Advisers urged to consider ‘vulnerability’ of older borrowers

Mortgage and equity release advisers have a duty of care to assess the potential vulnerability of later life clients.
The comments were made by TSF Mental capacity assessors founder, Tim Farmer, talking at the National Later Life Adviser Conference.  
In recent years there has been a significant rise in the number of older borrowers seeking mortgages and equity release products. Farmer pointed out that this could be a challenge for many advisers, particularly as their vulnerability may be subject to change over time.  
He says that any assessment should take into account three contributing factors: individual, wider environmental factors, and the activity (or inactivity) of lenders to that vulnerability.  
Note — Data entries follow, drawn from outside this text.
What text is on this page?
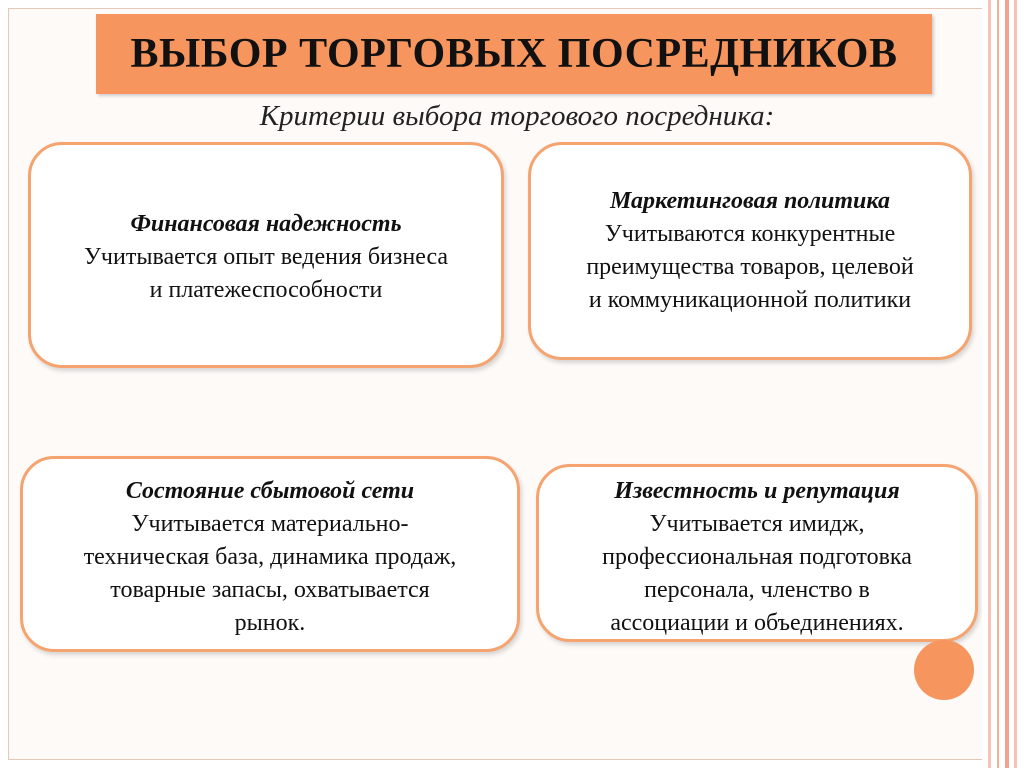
ВЫБОР ТОРГОВЫХ ПОСРЕДНИКОВ
Критерии выбора торгового посредника:
Финансовая надежность
Учитывается опыт ведения бизнеса
и платежеспособности
Маркетинговая политика
Учитываются конкурентные
преимущества товаров, целевой
и коммуникационной политики
Состояние сбытовой сети
Учитывается материально-
техническая база, динамика продаж,
товарные запасы, охватывается
рынок.
Известность и репутация
Учитывается имидж,
профессиональная подготовка
персонала, членство в
ассоциации и объединениях.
Farmer adds that advisers have to understand their client fully to ascertain what stage or state they may be at, and how likely this might change in future.  
He says: “Advisers need to get to know their clients and understand their key life stages, because they will impact the advice they give.
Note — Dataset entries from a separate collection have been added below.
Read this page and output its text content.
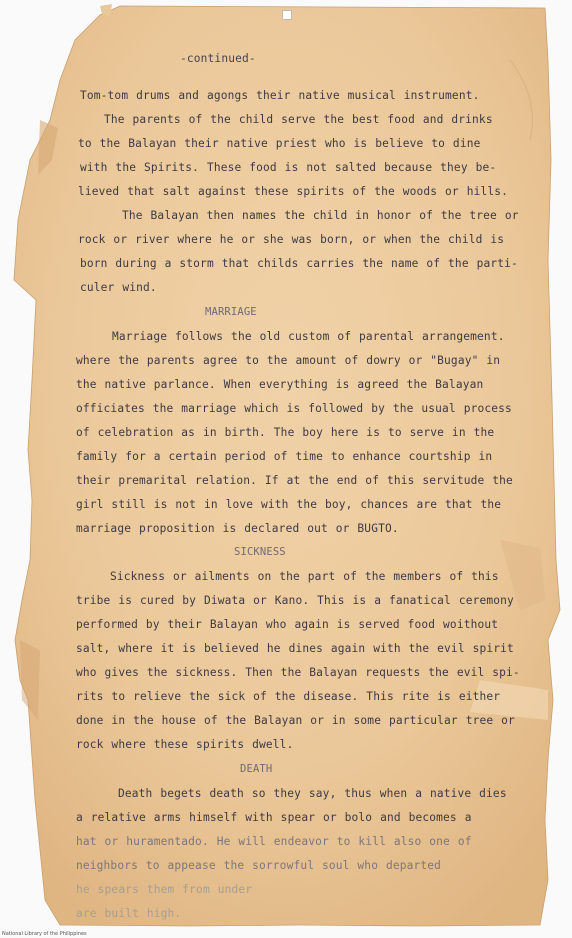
-continued-
Tom-tom drums and agongs their native musical instrument.
The parents of the child serve the best food and drinks
to the Balayan their native priest who is believe to dine
with the Spirits. These food is not salted because they be-
lieved that salt against these spirits of the woods or hills.
The Balayan then names the child in honor of the tree or
rock or river where he or she was born, or when the child is
born during a storm that childs carries the name of the parti-
culer wind.
MARRIAGE
Marriage follows the old custom of parental arrangement.
where the parents agree to the amount of dowry or "Bugay" in
the native parlance. When everything is agreed the Balayan
officiates the marriage which is followed by the usual process
of celebration as in birth. The boy here is to serve in the
family for a certain period of time to enhance courtship in
their premarital relation. If at the end of this servitude the
girl still is not in love with the boy, chances are that the
marriage proposition is declared out or BUGTO.
SICKNESS
Sickness or ailments on the part of the members of this
tribe is cured by Diwata or Kano. This is a fanatical ceremony
performed by their Balayan who again is served food woithout
salt, where it is believed he dines again with the evil spirit
who gives the sickness. Then the Balayan requests the evil spi-
rits to relieve the sick of the disease. This rite is either
done in the house of the Balayan or in some particular tree or
rock where these spirits dwell.
DEATH
Death begets death so they say, thus when a native dies
a relative arms himself with spear or bolo and becomes a
hat or huramentado. He will endeavor to kill also one of
neighbors to appease the sorrowful soul who departed
he spears them from under
are built high.
National Library of the Philippines
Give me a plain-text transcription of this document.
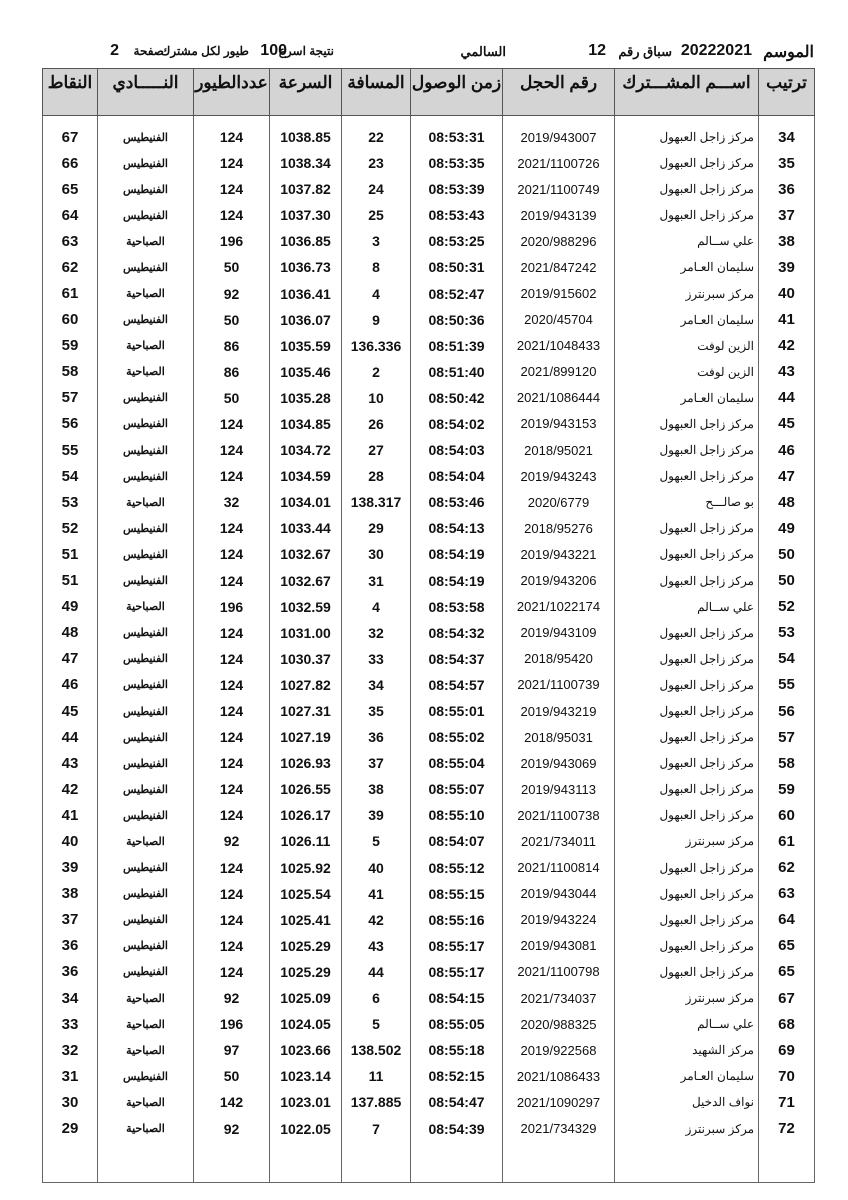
الموسم
20222021
سباق رقم
12
السالمي
نتيجة اسرع
100
طيور لكل مشترك
صفحة
2
ترتيب	اســـم المشـــترك	رقم الحجل	زمن الوصول	المسافة	السرعة	عددالطيور	النـــــادي	النقاط
34	مركز زاجل العبهول	2019/943007	08:53:31	22	1038.85	124	الفنيطيس	67
35	مركز زاجل العبهول	2021/1100726	08:53:35	23	1038.34	124	الفنيطيس	66
36	مركز زاجل العبهول	2021/1100749	08:53:39	24	1037.82	124	الفنيطيس	65
37	مركز زاجل العبهول	2019/943139	08:53:43	25	1037.30	124	الفنيطيس	64
38	علي ســالم	2020/988296	08:53:25	3	1036.85	196	الصباحية	63
39	سليمان العـامر	2021/847242	08:50:31	8	1036.73	50	الفنيطيس	62
40	مركز سبرنترز	2019/915602	08:52:47	4	1036.41	92	الصباحية	61
41	سليمان العـامر	2020/45704	08:50:36	9	1036.07	50	الفنيطيس	60
42	الزين لوفت	2021/1048433	08:51:39	136.336	1035.59	86	الصباحية	59
43	الزين لوفت	2021/899120	08:51:40	2	1035.46	86	الصباحية	58
44	سليمان العـامر	2021/1086444	08:50:42	10	1035.28	50	الفنيطيس	57
45	مركز زاجل العبهول	2019/943153	08:54:02	26	1034.85	124	الفنيطيس	56
46	مركز زاجل العبهول	2018/95021	08:54:03	27	1034.72	124	الفنيطيس	55
47	مركز زاجل العبهول	2019/943243	08:54:04	28	1034.59	124	الفنيطيس	54
48	بو صالـــح	2020/6779	08:53:46	138.317	1034.01	32	الصباحية	53
49	مركز زاجل العبهول	2018/95276	08:54:13	29	1033.44	124	الفنيطيس	52
50	مركز زاجل العبهول	2019/943221	08:54:19	30	1032.67	124	الفنيطيس	51
50	مركز زاجل العبهول	2019/943206	08:54:19	31	1032.67	124	الفنيطيس	51
52	علي ســالم	2021/1022174	08:53:58	4	1032.59	196	الصباحية	49
53	مركز زاجل العبهول	2019/943109	08:54:32	32	1031.00	124	الفنيطيس	48
54	مركز زاجل العبهول	2018/95420	08:54:37	33	1030.37	124	الفنيطيس	47
55	مركز زاجل العبهول	2021/1100739	08:54:57	34	1027.82	124	الفنيطيس	46
56	مركز زاجل العبهول	2019/943219	08:55:01	35	1027.31	124	الفنيطيس	45
57	مركز زاجل العبهول	2018/95031	08:55:02	36	1027.19	124	الفنيطيس	44
58	مركز زاجل العبهول	2019/943069	08:55:04	37	1026.93	124	الفنيطيس	43
59	مركز زاجل العبهول	2019/943113	08:55:07	38	1026.55	124	الفنيطيس	42
60	مركز زاجل العبهول	2021/1100738	08:55:10	39	1026.17	124	الفنيطيس	41
61	مركز سبرنترز	2021/734011	08:54:07	5	1026.11	92	الصباحية	40
62	مركز زاجل العبهول	2021/1100814	08:55:12	40	1025.92	124	الفنيطيس	39
63	مركز زاجل العبهول	2019/943044	08:55:15	41	1025.54	124	الفنيطيس	38
64	مركز زاجل العبهول	2019/943224	08:55:16	42	1025.41	124	الفنيطيس	37
65	مركز زاجل العبهول	2019/943081	08:55:17	43	1025.29	124	الفنيطيس	36
65	مركز زاجل العبهول	2021/1100798	08:55:17	44	1025.29	124	الفنيطيس	36
67	مركز سبرنترز	2021/734037	08:54:15	6	1025.09	92	الصباحية	34
68	علي ســالم	2020/988325	08:55:05	5	1024.05	196	الصباحية	33
69	مركز الشهيد	2019/922568	08:55:18	138.502	1023.66	97	الصباحية	32
70	سليمان العـامر	2021/1086433	08:52:15	11	1023.14	50	الفنيطيس	31
71	نواف الدخيل	2021/1090297	08:54:47	137.885	1023.01	142	الصباحية	30
72	مركز سبرنترز	2021/734329	08:54:39	7	1022.05	92	الصباحية	29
“Clients may be okay one day and not they next. They can move from a situation of temporary vulnerability to more permanent vulnerability.”
Using third party assessors can help head off potential difficulties for both adviser and client in the future. It will ensure that there is evidence that clients understand the decisions they are taking and the potential consequences, should this course of action be challenged at a later date.
Farmer says this is an issue remains under FCA review, and the regulator has its own definition of financial vulnerability.  
Advisers at the conference — held at the Madejski Stadium, Reading —   also heard that financial vulnerability can affect those of all ages, and should be an issue they bear in mind when offering lending advice. One of the keynote speakers at the event was former boxer Frank Bruno who discussed his mental health problems.